Font Size:

“Wouldn’t mind finding out,” came a sly response.

The giggles grew bolder, and the crowd roared back to life as the string quartet swept bows across strings and played on with renewed vigor. The clamor to gossip about this new and intriguing development eluded Olivia, even as it possessed everyone around her.

Unable to take her eyes off the viscount’s face composed entirely of angles and shadows, she felt a twinge of something she couldn’t identify and quickly dismissed the feeling as nothing more than simple curiosity.

Why on earth would she feel anything more? The man was nothing to her.

“Have you ever seen such a pair?” came Mariana’s whisper in her ear.

“I think not,” was all Olivia could speak through parched lips.

“Come, let’s waggle an introduction from the Dowager.”

As Mariana pulled in one direction, Olivia leaned in the other and slipped her arm free. “I’m afraid not tonight. I have a splitting headache.” At Mariana’s bewildered expression, she continued, “You can fill me in on all the details at my soirée in a few days.”

“Promise?”

“Yes, sister.”

Without further hesitation, Mariana was off on her mission, leaving Olivia on her own, a strange relief at her sister’s departure stealing through her. Recently reunited with her husband, happiness radiated off Mariana in waves. Olivia wouldn’t weigh down Mariana’s newfound joy with her problems and anxieties. In this way, she knew she wasn’t alone, for she had a full life and a supportive family, but she was alone in her choices and the path she wanted to forge. It was simultaneously exciting and terrifying.

Her gaze again stole toward the staircase where Lord St. Alban stood quietly surveying the room. Except his eyes weren’t quiet. They were absolutely fierce, only softening when he bent his head to make a comment to his daughter. The girl nodded once while staring straight ahead and drawing her embroidered silk reticule close to her chest. Deliberately, protectively, he placed a hand at her elbow. His message was clear: his daughter was a peer of this room as much as he.

The fearsome display of love elicited a confusion of emotion within Olivia, strange and alarming. She couldn’t help thinking of Lucy and Percy, of how he hadn’t been that father to her, and a hard knot twisted inside her chest, even as a warm shiver purled down her spine.

Instinct urged her to run as fast and as far away as her feet could carry her from this scene. After the scandalous six months of gossip she’d provided theton, confusions of emotion were best left unexplored and avoided at all costs.

She would make her excuses, kiss her good-byes, and forget all about the unsettling Right Honourable Jakob Radclyffe, Fifth Viscount St. Alban. By tomorrow morn, she would be settled and ready to begin her independent future, decidedly free from all confusions of emotion.

Chapter 2

Jake couldn’t remember a time in his life when he’d been so thoroughly ogled by a room full of strangers. He may as well have entered the ballroom wearing nothing but his smalls and a tiara for all the rapt attention centered on him.

And on Mina.

Pride swelled within him for the way she stood, facing down a visibly inquisitiveton. “Ready to board the first ship back to Singapore?”

Her lips twitched, and her gaze cut toward his before returning to the crowd. They were here to stay. Any suggestion otherwise was pure fantasy. Reflected in one hundred pairs of eyes below them was reality.

Misgiving snaked through him as he stared across that uniform sea of faces. These people would make a spectacle of Mina. They would never accept her, not fully.

Even though she was the daughter of a viscount, her father’s birthright would be the condition of her position. Not her beauty . . . or her intellect . . . or even her father’s money. Forever she would be reduced to a novelty.

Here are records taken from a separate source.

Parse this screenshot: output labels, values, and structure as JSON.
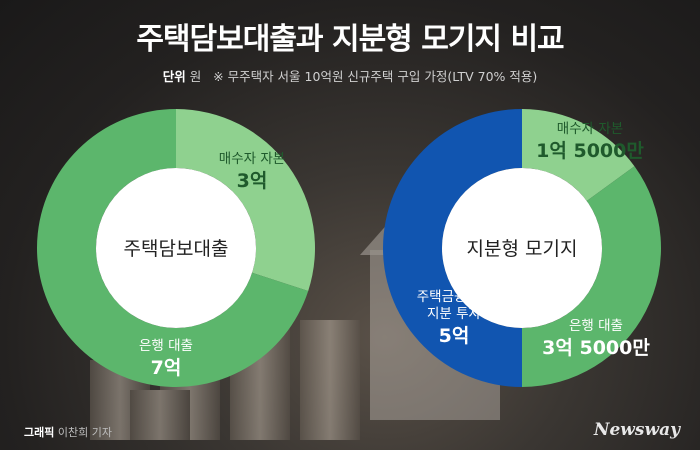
{
  "header": {
    "title": "주택담보대출과 지분형 모기지 비교",
    "unit_label": "단위",
    "unit": "원",
    "note": "※ 무주택자 서울 10억원 신규주택 구입 가정(LTV 70% 적용)"
  },
  "colors": {
    "light_green": "#8fd18f",
    "green": "#5cb66c",
    "blue": "#1155b0",
    "center": "#ffffff"
  },
  "chart_data": [
    {
      "type": "pie",
      "title": "주택담보대출",
      "slices": [
        {
          "name": "매수자 자본",
          "label": "3억",
          "value": 30,
          "color": "#8fd18f"
        },
        {
          "name": "은행 대출",
          "label": "7억",
          "value": 70,
          "color": "#5cb66c"
        }
      ]
    },
    {
      "type": "pie",
      "title": "지분형 모기지",
      "slices": [
        {
          "name": "매수자 자본",
          "label": "1억 5000만",
          "value": 15,
          "color": "#8fd18f"
        },
        {
          "name": "은행 대출",
          "label": "3억 5000만",
          "value": 35,
          "color": "#5cb66c"
        },
        {
          "name": "주택금융공사\n지분 투자",
          "label": "5억",
          "value": 50,
          "color": "#1155b0"
        }
      ]
    }
  ],
  "footer": {
    "credit_bold": "그래픽",
    "credit": "이찬희 기자",
    "logo": "Newsway"
  }
}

This was his fear and sometimes, like now, it threatened to erupt into a full-blown panic. Yet he had no choice. This was the life they’d been handed, and the one they’d accepted.

The gossipy tongues of London wouldn’t know more than the truth presented them. He and Mina were safe here, half a world away from Japan, from the truth of her birth. If the people populating this room ever uncovered that particular truth, they would do more than observe her in idle curiosity, they would shun her, completely, forever.

Well, that wouldn’t happen. The past was locked away, and he alone held the key.

Below him, a thoroughly bejeweled matron began ploughing up the staircase with an alarming tenacity for a woman of middle-to-late years. This must be the Dowager Duchess of Dalrymple.

“St. Alban, my dear,” she puffed, placing her hand on his arm for support, “it has been entirely too long.”

Too long? He wasn’t aware of ever having set eyes on this woman in his life. Still, he inclined his head in agreement. “Your Grace.”

“You were such a tiny lad when last I saw you. And now”—She snapped her fingers—“you’re a man full grown. One can’t tell from letters how very tall a person might be. And you were a sailor all these years on the Eastern seas?”

He nodded. “All my life in one form or another.”